There is no problem in using the while loop really, but this feels at least more correct, though the one with the loop may actually outperform it, at least when it has gotten a script object to keep the reference to a list with.

I got it with the linefeed, but this is boggling all together. (As usual with text item delimiters, which makes them so fascinating, apart from the speed they do represent.)

Gokussl · November 10, 2013, 11:41pm

Nigel,

That changed ended up working great. I guess I didn’t fully understand what was happening when calling copy.

I appreciate the quick responses.

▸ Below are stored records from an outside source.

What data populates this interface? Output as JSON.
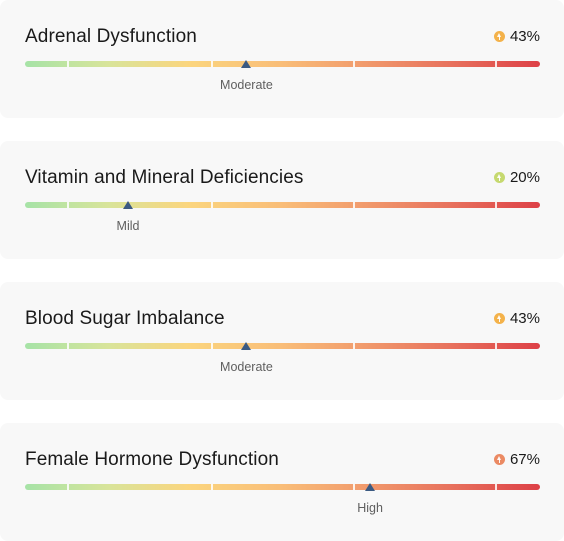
{
  "items": [
    {
      "title": "Adrenal Dysfunction",
      "percent": "43%",
      "level": "Moderate",
      "value_pct": 43,
      "icon_color": "#f4b24a",
      "icon": "arrow-up-circle-icon"
    },
    {
      "title": "Vitamin and Mineral Deficiencies",
      "percent": "20%",
      "level": "Mild",
      "value_pct": 20,
      "icon_color": "#c6d96f",
      "icon": "arrow-up-circle-icon"
    },
    {
      "title": "Blood Sugar Imbalance",
      "percent": "43%",
      "level": "Moderate",
      "value_pct": 43,
      "icon_color": "#f4b24a",
      "icon": "arrow-up-circle-icon"
    },
    {
      "title": "Female Hormone Dysfunction",
      "percent": "67%",
      "level": "High",
      "value_pct": 67,
      "icon_color": "#eb8a63",
      "icon": "arrow-up-circle-icon"
    }
  ]
}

Thanks!

McUsrII · November 16, 2013, 6:41pm

Hello.

I just add this complementary operation in this thread since that is most relevant, and thereby complets the set handlers.

add and remove member, isMemberOf, and UnionSet, should be fairly easy to implement.

It should also be fairly easy to implement sets with a counter for how many times it has been added, for some “histogrammic” purpose, or whatnot.


-- Return a list of the items in aSet which aren't in Universe.
on isSubset of Universe for aSet
” Stolen from Nigel Garvey
	if aSet = {} then return true
		-- the empty set is a member of every set.
	set astid to text item delimiters
	set text item delimiters to return & return
	set aSet to return & aSet & return
	set text item delimiters to return & linefeed & return
	set Universe to return & Universe & return
	set text item delimiters to linefeed
	set text item delimiters to Universe's text items
	set aSet to aSet's text items
	set text item delimiters to ""
	set aSet to aSet as text
	set text item delimiters to astid
	return ((length of aSet) = 0)
end isSubset

Edit

If you are a lazy typist, then there is of course nothing hindering you in using the handler above for figuring out if two lists with simple values in it are equal.